Most environments provide some form of "profiling" tool that can be used to get the
timing statistics that show where a program really is spending its time. To use a
profiling tool, a program has to be compiled with special compile-time flags set. When
these flags are set, the compiler and link-loader set up auxiliary data structures that
allow run time addresses to be mapped back to source code. They also arrange for
some run-time component that can be thought of as regularly interrupting a running
program and asking where its program counter (PC) is. This run-time component takes
the PC value and works out which function it corresponds to and updates a counter for
that function. When the program finishes, the counts (and mapping data) are saved to
file. The higher the count associated with a particular bit of code, the greater the time
spent in that code.
A separate utility program can take the file with counts, and the source files and
produce a summary identifying which parts of a program use most time.

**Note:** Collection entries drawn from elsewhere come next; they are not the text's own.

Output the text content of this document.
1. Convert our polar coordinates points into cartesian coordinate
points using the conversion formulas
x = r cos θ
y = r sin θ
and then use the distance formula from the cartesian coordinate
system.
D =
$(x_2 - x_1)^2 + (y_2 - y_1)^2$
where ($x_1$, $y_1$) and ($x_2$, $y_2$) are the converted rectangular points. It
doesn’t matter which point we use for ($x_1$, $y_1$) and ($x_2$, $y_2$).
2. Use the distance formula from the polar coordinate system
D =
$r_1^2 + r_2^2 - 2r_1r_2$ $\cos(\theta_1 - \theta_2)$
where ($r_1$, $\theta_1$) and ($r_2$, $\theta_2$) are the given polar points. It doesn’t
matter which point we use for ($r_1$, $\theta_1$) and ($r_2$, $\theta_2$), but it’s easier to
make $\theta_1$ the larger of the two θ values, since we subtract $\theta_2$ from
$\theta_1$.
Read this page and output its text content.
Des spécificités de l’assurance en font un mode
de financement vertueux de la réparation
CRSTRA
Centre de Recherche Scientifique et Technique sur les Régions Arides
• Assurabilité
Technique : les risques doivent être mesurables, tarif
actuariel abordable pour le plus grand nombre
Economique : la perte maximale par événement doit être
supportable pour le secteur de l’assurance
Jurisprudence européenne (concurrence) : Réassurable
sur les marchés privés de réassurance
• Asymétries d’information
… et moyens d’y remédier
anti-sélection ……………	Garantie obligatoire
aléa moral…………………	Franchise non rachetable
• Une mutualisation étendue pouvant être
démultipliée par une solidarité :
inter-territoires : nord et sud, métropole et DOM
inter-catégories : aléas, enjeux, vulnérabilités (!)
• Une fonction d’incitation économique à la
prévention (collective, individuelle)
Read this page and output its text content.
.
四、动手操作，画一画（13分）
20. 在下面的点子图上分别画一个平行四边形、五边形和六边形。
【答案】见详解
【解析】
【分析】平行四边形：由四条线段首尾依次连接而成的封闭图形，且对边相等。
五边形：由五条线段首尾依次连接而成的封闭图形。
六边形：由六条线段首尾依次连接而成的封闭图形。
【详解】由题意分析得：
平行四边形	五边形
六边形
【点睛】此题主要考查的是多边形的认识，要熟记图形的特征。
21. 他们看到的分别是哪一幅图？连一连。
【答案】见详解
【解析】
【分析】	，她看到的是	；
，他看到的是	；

The following
data were obtained by using the Unix profiler to analyze the performance of the
extended Quicksort program:
450 Tools
%Time Seconds Cumsecs Name
44.7 0.42 0.42 __0FJPartitionPiiTC
23.4 0.22 0.64 __0FNSelectionSortPiiTC
11.7 0.11 0.75 main
6.4 0.06 0.81 .rem
6.4 0.06 0.87 .mul
1.1 0.01 0.94 rand
Both the Symantec and the Borland IDEs include profilers that can provide information
to that illustrated.
The largest portion of this program's time is spent in the Partition() function, the
Quicksort() function itself doesn't even register because it represents less than 1% of
the time. (The odd names, like __0FNSelectionSortPiiTC are examples of
"mangled" names produced by a C++ compiler.)
Once you know where the program spends its time, then you can start thinking about
minor speed ups (register declarations etc) or major improvements (better algorithms).